HR Specialist

Remembering Names and What to Do When You Forget

In 1 on November 12, 2009 at 11:55 am

Remembering names is a challenge for many; therefore, most of us need to work a bit harder at being more proficient. Most people tend to forget names because, typically, we are thinking about what we are going to say, rather than listening and concentrating.

Try this exercise: As soon as someone makes an introduction, either a self-introduction or paving the way for another, use the person’s name immediately and say, “Dr. Doyle. It is a pleasure meeting you, Dr. Doyle.” Do this with each person you meet.

Next, look closely at this individual. Make an association, perhaps with another person you may know with the same name. Then, make a visual association; visualize him or her as the person with the white teeth or who wears pearls. Ask him to say or pronounce his name again, particularly if he has a challenging or unusual name. In a business situation, ask for a business card. Look at the card, then back at the individual and make another visual association with the individual and his name. Finally, say the person’s name again and use it frequently in conversation, which will also make him feel special.
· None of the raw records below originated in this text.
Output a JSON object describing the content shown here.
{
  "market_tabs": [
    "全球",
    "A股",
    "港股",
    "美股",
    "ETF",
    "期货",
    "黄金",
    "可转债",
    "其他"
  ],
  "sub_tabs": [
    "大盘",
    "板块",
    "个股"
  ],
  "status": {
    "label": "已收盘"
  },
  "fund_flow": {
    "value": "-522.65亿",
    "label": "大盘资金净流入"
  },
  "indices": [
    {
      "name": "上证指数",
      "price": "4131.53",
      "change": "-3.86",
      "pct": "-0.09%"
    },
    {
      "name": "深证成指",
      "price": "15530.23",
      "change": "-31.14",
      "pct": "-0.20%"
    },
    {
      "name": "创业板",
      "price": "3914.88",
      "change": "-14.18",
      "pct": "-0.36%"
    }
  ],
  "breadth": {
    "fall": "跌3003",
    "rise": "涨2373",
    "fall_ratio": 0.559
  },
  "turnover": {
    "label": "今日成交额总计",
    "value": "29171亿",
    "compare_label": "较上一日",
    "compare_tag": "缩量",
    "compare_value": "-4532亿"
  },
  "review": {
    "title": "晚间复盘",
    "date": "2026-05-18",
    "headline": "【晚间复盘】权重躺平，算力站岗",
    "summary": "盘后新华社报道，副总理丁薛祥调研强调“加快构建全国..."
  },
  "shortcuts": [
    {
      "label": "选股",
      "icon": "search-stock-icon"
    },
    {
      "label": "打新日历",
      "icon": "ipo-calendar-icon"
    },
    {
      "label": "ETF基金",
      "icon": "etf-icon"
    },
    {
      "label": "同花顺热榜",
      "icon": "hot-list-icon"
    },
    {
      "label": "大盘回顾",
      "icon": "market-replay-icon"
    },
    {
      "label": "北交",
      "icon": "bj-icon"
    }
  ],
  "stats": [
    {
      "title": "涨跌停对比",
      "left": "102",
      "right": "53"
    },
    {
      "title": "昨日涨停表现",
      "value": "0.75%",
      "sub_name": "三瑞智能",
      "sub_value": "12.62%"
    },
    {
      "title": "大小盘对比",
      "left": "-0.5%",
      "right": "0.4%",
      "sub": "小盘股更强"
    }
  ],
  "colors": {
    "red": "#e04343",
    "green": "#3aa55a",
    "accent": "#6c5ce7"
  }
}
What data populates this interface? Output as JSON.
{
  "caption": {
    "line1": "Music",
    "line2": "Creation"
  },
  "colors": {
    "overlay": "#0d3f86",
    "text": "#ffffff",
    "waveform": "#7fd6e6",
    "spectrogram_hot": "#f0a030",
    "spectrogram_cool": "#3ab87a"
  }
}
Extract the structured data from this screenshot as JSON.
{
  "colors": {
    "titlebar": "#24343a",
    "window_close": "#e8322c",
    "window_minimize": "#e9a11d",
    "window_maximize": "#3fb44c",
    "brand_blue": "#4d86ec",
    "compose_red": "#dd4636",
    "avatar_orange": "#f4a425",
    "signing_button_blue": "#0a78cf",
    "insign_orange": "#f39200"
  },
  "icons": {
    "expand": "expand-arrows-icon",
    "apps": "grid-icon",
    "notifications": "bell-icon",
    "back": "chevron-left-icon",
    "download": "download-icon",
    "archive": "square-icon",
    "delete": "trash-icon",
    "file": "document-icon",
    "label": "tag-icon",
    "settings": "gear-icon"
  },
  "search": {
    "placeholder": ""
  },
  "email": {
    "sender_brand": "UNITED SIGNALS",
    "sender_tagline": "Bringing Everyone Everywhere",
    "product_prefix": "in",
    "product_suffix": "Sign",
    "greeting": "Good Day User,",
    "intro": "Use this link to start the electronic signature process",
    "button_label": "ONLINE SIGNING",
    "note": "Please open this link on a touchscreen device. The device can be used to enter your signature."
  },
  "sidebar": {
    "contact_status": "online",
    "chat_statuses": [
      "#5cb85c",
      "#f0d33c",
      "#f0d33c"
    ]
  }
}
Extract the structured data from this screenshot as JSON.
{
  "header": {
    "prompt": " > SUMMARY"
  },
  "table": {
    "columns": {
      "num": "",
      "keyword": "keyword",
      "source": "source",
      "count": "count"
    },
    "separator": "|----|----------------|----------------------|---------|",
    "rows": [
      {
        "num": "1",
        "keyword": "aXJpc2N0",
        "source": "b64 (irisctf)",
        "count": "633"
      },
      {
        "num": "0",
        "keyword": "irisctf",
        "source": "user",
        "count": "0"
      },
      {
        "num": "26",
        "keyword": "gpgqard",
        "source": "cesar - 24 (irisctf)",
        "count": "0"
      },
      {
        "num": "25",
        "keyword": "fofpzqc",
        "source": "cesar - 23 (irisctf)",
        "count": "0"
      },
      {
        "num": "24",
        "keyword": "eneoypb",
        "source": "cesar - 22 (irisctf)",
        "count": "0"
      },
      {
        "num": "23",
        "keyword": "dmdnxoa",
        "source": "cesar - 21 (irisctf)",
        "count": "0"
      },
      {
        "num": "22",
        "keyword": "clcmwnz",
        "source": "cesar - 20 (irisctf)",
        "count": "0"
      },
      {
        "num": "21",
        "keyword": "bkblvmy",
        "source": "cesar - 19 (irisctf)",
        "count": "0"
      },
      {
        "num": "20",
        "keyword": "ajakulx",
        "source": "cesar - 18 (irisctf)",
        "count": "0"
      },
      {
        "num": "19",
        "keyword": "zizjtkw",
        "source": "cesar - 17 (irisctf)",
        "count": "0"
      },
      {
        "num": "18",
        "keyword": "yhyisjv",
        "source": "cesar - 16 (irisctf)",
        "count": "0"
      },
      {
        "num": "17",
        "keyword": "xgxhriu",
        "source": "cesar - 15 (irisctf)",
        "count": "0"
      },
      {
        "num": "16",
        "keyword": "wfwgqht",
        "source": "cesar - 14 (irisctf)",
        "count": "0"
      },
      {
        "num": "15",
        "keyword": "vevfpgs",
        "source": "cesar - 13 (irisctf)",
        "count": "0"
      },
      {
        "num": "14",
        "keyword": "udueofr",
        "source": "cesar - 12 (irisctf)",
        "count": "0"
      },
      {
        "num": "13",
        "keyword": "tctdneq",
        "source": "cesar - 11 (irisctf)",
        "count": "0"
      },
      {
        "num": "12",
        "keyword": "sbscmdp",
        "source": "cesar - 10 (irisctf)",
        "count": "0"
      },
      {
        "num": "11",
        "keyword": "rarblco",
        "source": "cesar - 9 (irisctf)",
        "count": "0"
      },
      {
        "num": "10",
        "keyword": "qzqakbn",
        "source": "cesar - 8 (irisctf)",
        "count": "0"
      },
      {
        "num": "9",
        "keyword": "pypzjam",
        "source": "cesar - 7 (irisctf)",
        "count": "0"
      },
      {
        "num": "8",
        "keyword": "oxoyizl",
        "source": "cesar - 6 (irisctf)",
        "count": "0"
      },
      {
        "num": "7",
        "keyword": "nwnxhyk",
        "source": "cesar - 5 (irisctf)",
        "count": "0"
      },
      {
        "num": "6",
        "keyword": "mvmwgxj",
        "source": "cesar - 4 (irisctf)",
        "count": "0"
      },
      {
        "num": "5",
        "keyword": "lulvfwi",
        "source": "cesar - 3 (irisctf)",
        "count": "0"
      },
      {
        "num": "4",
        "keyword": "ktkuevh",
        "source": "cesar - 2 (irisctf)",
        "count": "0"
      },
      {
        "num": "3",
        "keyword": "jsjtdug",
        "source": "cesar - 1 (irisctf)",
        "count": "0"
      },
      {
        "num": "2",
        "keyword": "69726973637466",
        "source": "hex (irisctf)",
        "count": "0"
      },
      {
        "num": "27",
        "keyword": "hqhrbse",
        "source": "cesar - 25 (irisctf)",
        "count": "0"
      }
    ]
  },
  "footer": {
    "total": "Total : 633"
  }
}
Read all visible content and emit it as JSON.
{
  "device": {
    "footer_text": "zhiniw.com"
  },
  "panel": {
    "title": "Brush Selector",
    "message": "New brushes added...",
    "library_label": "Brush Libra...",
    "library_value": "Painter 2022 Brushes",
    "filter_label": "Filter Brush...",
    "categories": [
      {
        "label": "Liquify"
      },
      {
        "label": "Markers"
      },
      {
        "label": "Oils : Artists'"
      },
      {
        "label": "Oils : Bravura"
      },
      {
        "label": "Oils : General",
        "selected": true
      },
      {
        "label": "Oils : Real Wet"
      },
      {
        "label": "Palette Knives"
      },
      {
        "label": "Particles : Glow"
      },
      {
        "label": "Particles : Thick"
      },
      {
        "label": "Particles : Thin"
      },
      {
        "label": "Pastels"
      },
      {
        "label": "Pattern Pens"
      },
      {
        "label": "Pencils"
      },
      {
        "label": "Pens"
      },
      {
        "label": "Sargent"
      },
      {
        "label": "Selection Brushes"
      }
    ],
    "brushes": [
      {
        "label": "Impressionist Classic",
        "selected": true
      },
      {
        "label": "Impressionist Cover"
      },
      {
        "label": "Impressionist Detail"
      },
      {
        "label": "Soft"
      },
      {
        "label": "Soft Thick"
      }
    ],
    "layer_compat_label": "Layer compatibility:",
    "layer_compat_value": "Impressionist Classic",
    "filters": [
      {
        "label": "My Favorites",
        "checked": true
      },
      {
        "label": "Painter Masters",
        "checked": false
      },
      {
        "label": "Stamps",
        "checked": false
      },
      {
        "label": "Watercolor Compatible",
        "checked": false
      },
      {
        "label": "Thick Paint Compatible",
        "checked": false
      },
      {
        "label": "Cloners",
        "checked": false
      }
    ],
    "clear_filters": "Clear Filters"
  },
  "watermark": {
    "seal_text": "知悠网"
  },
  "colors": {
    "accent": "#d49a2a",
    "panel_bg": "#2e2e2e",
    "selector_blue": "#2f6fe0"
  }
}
People like to hear the sound of their own names. Think about it — when we hear our name, we perk up, right? You are also sending a message to this individual that you care enough to remember his name, which is a positive reflection on you, personally and professionally. The business tie-in is, what else do you take the time for, go to the trouble of, make the effort to learn about (in advance)? Bottom-line: I trust you; I want to do business with you; I want you to represent my firm.

What to do when you forget a name?

 Here are seven steps to take when you forget someone’s name.

1. Confess
“What’s your name again?” would not be appropriate. Try something like, “I am so sorry, I have completely blanked on your name.” This said, with sincerity, is appropriate and speaks volumes about you while also demonstrating your genuine interest in knowing who she is and remembering  her. As always, it is not what you say, but how you say it.

2. Ask  ‘What is your full name?’
The person will respond saying his first and last name. At which point you might say, “Yes, I knew it was ‘Bill,’ but ‘Bill Flynn'”; now you have both.

3. Go to a respected third party
Ask, “What is the name of the woman in the blue dress?” You may then approach her, greet her by name and be a hero, suggesting you remembered her name.

4. Ask for a business card or calling card.
Take this opportunity to make yet another visual association.

5. Ask him to spell his name.
Be careful here. He could say, “J-O-N-E-S. In other words, exactly the way it sounds.” This can happen from time to time. It’s OK. Others understand and appreciate your effort in trying to know their name.

6. Introduce yourself.
Approach the other person and say your name, first and last. In business, we should all be conditioned so that when we hear another person say her name, we respond by saying our name, slowly and clearly, so it can be understood and remembered. 

7. The  ‘setup’
Sending over a trusted friend, colleague or spouse to introduce himself so the individual in question will respond by saying his name is frequently done and is effective. The person who designed this “setup” is then free to confidently approach the person, calling him by name.

Finally, knowing that most of us are challenged remembering names, it is everyone’s responsibility to be aware of this situation. Recognize the opportunity to help others when it comes to remembering names and using them for introductions and in conversation, which makes others feel valued and special. Everyone’s help and participation in making the name game seamless is not only appropriate, but required in order to be an active participant at any event. It will go a long way in terms of being noticed and appreciated.

Faux pas
Be sure to avoid these common faux pas when remembering someone’s name.

1. Assuming the familiar
Calling someone by her first name without being invited can be detrimental. Err on the side of being more conservative and ask, “How do you prefer to be addressed?” It is an expression and a gesture — always acceptable and appreciated and never wrong.

2. Assuming that ‘Suzanne Smith’ prefers to be called ‘Suzie’ or that ‘Cristiana Jones’ prefers to be called  ‘Christy.’
Once again, “How do you prefer to be addressed?” helps you to earn the right to advance and learn that Elizabeth Jones prefers to be called “Lizzy” or Dr. Jones.